CO Laser Spectrum Analyzer
- Laser Wavelength Visually Displayed
- 9.1µ - 11.3µ Special Range*
- Identification of over 140 Rotational Lines (other ranges available)
The CO2 Laser Spectrum Analyzer is a unique grating spectroscope which simultaneously displays all the lasing transactions of a CO2 laser. It is calibrated both in wavelength and rotational line designation to permit easy identification of 140 possible laser transitions between 9.1 and 11.3 µ. These transitions are visually displayed through the use of a UV excited thermal sensitive screen which darkens in the area struck by the IR laser beam.
The spectrum analysis screen has a response time of 1/4 seconds and permits the instrument to resolve all the CO2 rotational lines. The Model 16-A is light, portable and can easily be introduced into laboratory setups.
This is a portion of the wavelength scale shown at full size. The upper calibrations are CO2 rotational line designations and the lower scale is the wavelength in microns. The thermal sensitive screen in the center displays the lasing wavelengths as a dark line.

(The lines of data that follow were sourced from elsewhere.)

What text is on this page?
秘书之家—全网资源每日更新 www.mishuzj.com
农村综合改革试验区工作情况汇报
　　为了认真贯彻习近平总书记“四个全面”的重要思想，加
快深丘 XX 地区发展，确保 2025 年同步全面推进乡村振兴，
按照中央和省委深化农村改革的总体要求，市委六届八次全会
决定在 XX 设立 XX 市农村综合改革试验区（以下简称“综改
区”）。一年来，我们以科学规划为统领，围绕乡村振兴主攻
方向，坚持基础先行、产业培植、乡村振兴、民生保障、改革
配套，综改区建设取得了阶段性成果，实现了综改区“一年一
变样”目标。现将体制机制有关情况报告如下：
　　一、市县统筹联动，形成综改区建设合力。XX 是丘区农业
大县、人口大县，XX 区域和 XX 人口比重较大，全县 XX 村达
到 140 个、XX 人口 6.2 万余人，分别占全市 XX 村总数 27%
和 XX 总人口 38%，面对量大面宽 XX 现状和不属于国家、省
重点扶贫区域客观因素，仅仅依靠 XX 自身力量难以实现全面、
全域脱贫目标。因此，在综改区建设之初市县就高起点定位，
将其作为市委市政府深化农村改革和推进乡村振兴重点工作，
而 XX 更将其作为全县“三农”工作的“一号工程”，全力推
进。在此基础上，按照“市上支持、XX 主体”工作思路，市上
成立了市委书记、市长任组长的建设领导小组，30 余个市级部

The wide sensitivity range of the spectrum analysis screen can simultaneously display lines which differ in power density by a factor of 20. Each instrument is factory calibrated and should never need adjustment. However, a simple procedure allows the calibration to be checked by the user.
Specifications: Model 16A
Wavelength Range.......... 9.1µ to 11.3µ
Minimum Height............ 6.5"
During operations, the laser beam is allowed to strike the front of the Spectrum Analyzer so that a portion of the beam passes through a variable slit. Normally the laser beam is intense enough that it is not necessary to focus the light on the slit. The light which does not pass through the slit is absorbed in the matte anodized case.
The internal beam monitor is a Thermal Imaging Plate that displays the CO2 laser beam which has passed through the slit. During the positioning of the instrument this device is engaged. When the monitor indicates the Analyzer to be properly positioned, it is then disengaged to allow the beam to pass onto the display screen.